Last year, millions of people were plunged into darkness when Russian strikes repeatedly pounded the power grid. On Friday, the Ukrainian energy ministry reported power outages in four regions after the air attack.
Russia’s attack came after Ukraine’s military destroyed a Russian warship stationed in the Crimean port city of Feodosia, prompting a rare acknowledgement from the Kremlin of a military loss.
Ukraine said its air force destroyed the Novocherkassk landing ship, with Zelenskiy quipping on social media that the vessel had joined “the Russian underwater Black Sea fleet”.
The latest strikes on Ukraine come amid conflicting media reports over Vladimir Putin’s plans to open ceasefire talks in Ukraine. Last week, the New York Times reported that the Russian leader has been signalling through intermediaries that he was open to a ceasefire that froze the fighting along the current frontlines.
During a meeting last March with his Chinese counterpart, Xi Jinping, Putin reportedly vowed to continue the war with Ukraine “for [at least] five years”, according to sources at the outlet.

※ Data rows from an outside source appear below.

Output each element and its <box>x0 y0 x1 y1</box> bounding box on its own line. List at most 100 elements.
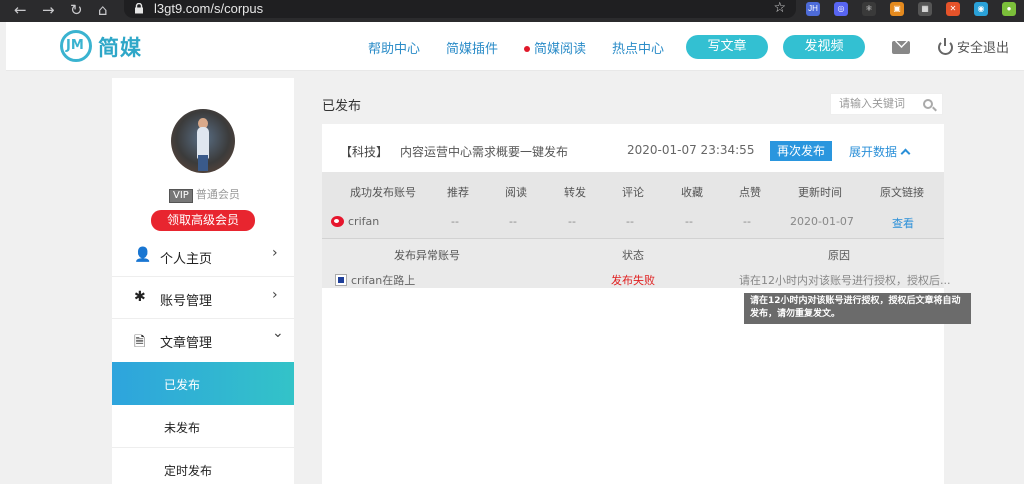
account-name: crifan在路上 <box>351 274 416 287</box>
stat-cell: -- <box>509 215 517 228</box>
sidebar-item-label: 个人主页 <box>160 252 213 267</box>
vip-badge: VIP <box>169 189 193 203</box>
article-title[interactable]: 内容运营中心需求概要一键发布 <box>400 143 568 160</box>
column-header: 原文链接 <box>880 186 924 199</box>
sidebar-sub-label: 未发布 <box>164 421 201 435</box>
logo-mark-text: JM <box>66 38 84 53</box>
member-level: VIP 普通会员 <box>169 186 240 203</box>
chevron-up-icon <box>900 148 911 159</box>
mail-icon[interactable] <box>892 41 910 54</box>
sidebar-item-accounts[interactable]: ✱ 账号管理 › <box>112 277 294 319</box>
extension-icon-7[interactable]: ◉ <box>974 2 988 16</box>
extension-icon-2[interactable]: ◎ <box>834 2 848 16</box>
person-icon: 👤 <box>134 247 152 263</box>
stat-cell: -- <box>685 215 693 228</box>
chevron-down-icon: ⌄ <box>272 325 284 341</box>
account-cell: crifan在路上 <box>335 272 415 288</box>
view-link[interactable]: 查看 <box>892 215 914 231</box>
stat-cell: -- <box>568 215 576 228</box>
back-button[interactable]: ← <box>14 2 27 18</box>
qr-icon[interactable]: ▦ <box>918 2 932 16</box>
weibo-icon <box>331 215 344 227</box>
sidebar-sub-label: 定时发布 <box>164 464 213 478</box>
column-header: 发布异常账号 <box>394 249 460 262</box>
expand-data-label: 展开数据 <box>849 145 898 159</box>
react-icon[interactable]: ⚛ <box>862 2 876 16</box>
sidebar-item-label: 账号管理 <box>160 294 213 309</box>
jh-extension-icon[interactable]: JH <box>806 2 820 16</box>
bookmark-star-icon[interactable]: ☆ <box>773 0 786 16</box>
sidebar-sub-label: 已发布 <box>164 378 201 392</box>
column-header: 转发 <box>564 186 586 199</box>
logo-text: 简媒 <box>98 36 142 60</box>
stat-cell: -- <box>626 215 634 228</box>
write-article-button[interactable]: 写文章 <box>686 35 768 59</box>
sidebar-sub-scheduled[interactable]: 定时发布 <box>112 448 294 484</box>
site-header: JM 简媒 帮助中心 简媒插件 简媒阅读 热点中心 写文章 发视频 安全退出 <box>6 22 1024 71</box>
home-button[interactable]: ⌂ <box>98 2 108 18</box>
lock-icon <box>135 3 143 14</box>
search-icon[interactable] <box>923 99 933 109</box>
column-header: 更新时间 <box>798 186 842 199</box>
logout-label: 安全退出 <box>957 41 1010 56</box>
reload-button[interactable]: ↻ <box>70 2 83 18</box>
chevron-right-icon: › <box>272 245 278 261</box>
avatar[interactable] <box>171 109 235 173</box>
logout-button[interactable]: 安全退出 <box>938 37 1009 56</box>
power-icon <box>938 38 953 55</box>
status-badge: 发布失败 <box>611 274 655 287</box>
article-category: 【科技】 <box>340 145 389 159</box>
article-time: 2020-01-07 23:34:55 <box>627 143 755 157</box>
extension-icon-8[interactable]: ● <box>1002 2 1016 16</box>
extension-icon-4[interactable]: ▣ <box>890 2 904 16</box>
reason-tooltip: 请在12小时内对该账号进行授权，授权后文章将自动发布，请勿重复发文。 <box>744 293 971 324</box>
error-table: 发布异常账号 状态 原因 crifan在路上 发布失败 请在12小时内对该账号进… <box>322 239 951 288</box>
column-header: 阅读 <box>505 186 527 199</box>
page-title: 已发布 <box>322 99 362 114</box>
nav-hot-center[interactable]: 热点中心 <box>612 38 664 57</box>
sidebar-sub-unpublished[interactable]: 未发布 <box>112 405 294 448</box>
column-header: 推荐 <box>447 186 469 199</box>
account-cell: crifan <box>331 215 379 228</box>
search-input[interactable] <box>839 97 919 110</box>
expand-data-toggle[interactable]: 展开数据 <box>849 143 911 160</box>
browser-toolbar: ← → ↻ ⌂ l3gt9.com/s/corpus ☆ JH ◎ ⚛ ▣ ▦ ✕ ◉ ● <box>0 0 1024 22</box>
search-box[interactable] <box>830 93 943 115</box>
sidebar-item-label: 文章管理 <box>160 336 213 351</box>
extension-icon-6[interactable]: ✕ <box>946 2 960 16</box>
document-icon: 🗎 <box>134 334 146 350</box>
column-header: 评论 <box>622 186 644 199</box>
account-name: crifan <box>348 215 380 228</box>
sidebar-sub-published[interactable]: 已发布 <box>112 362 294 405</box>
unread-dot-icon <box>524 45 530 52</box>
update-time-cell: 2020-01-07 <box>790 215 854 228</box>
column-header: 点赞 <box>739 186 761 199</box>
sidebar-item-profile[interactable]: 👤 个人主页 › <box>112 235 294 277</box>
nav-reading[interactable]: 简媒阅读 <box>524 38 586 57</box>
nav-help-center[interactable]: 帮助中心 <box>368 38 420 57</box>
column-header: 成功发布账号 <box>350 186 416 199</box>
stat-cell: -- <box>743 215 751 228</box>
member-level-label: 普通会员 <box>195 188 240 201</box>
nav-plugin[interactable]: 简媒插件 <box>446 38 498 57</box>
gear-icon: ✱ <box>134 289 146 305</box>
sidebar-item-articles[interactable]: 🗎 文章管理 ⌄ <box>112 319 294 361</box>
post-video-button[interactable]: 发视频 <box>783 35 865 59</box>
column-header: 原因 <box>828 249 850 262</box>
nav-reading-label: 简媒阅读 <box>534 42 587 57</box>
forward-button[interactable]: → <box>42 2 55 18</box>
address-bar[interactable]: l3gt9.com/s/corpus ☆ <box>124 0 796 18</box>
column-header: 状态 <box>622 249 644 262</box>
url-text: l3gt9.com/s/corpus <box>154 1 264 16</box>
column-header: 收藏 <box>681 186 703 199</box>
stats-table: 成功发布账号 推荐 阅读 转发 评论 收藏 点赞 更新时间 原文链接 crifa… <box>322 172 951 288</box>
toutiao-icon <box>335 274 347 286</box>
republish-button[interactable]: 再次发布 <box>770 141 832 161</box>
article-header: 【科技】 内容运营中心需求概要一键发布 2020-01-07 23:34:55 … <box>322 124 944 172</box>
reason-cell[interactable]: 请在12小时内对该账号进行授权，授权后... <box>739 272 951 288</box>
chevron-right-icon: › <box>272 287 278 303</box>
get-vip-button[interactable]: 领取高级会员 <box>151 210 255 231</box>
sidebar: VIP 普通会员 领取高级会员 👤 个人主页 › ✱ 账号管理 › 🗎 文章管理 … <box>112 78 294 484</box>
logo-mark-icon: JM <box>60 30 92 62</box>
stat-cell: -- <box>451 215 459 228</box>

During his end-of-year speech, Putin told the audience that “there will only be peace in Ukraine when we achieve our aims”, calling for the “denazification of Ukraine, its demilitarisation and neutral status”, appearing to take a hardline stance that demanded Ukraine’s unconditional surrender.

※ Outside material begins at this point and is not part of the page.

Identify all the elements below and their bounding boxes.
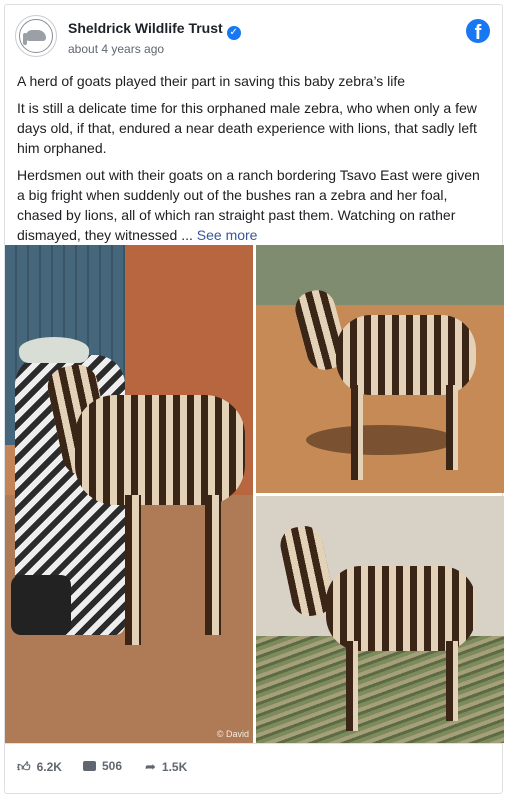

This rhetoric was backed on Wednesday by the country’s former president Dmitry Medvedev, who told state media that Russia’s ultimate war goal was to get rid of Zelenskiy, calling the Ukrainian cities of Kyiv, Odesa and Kharkiv “temporarily occupied” cities.
“It’s very easy to talk about Putin’s ‘peace signals’ from Washington, New York or Berlin,” wrote the prominent Ukrainian journalist Kristina Berdynskykh after Friday’s attack.
“It is very easy to say from Kharkiv, Kyiv or Dnipro that this is complete nonsense when there is a massive missile attack on Ukraine.”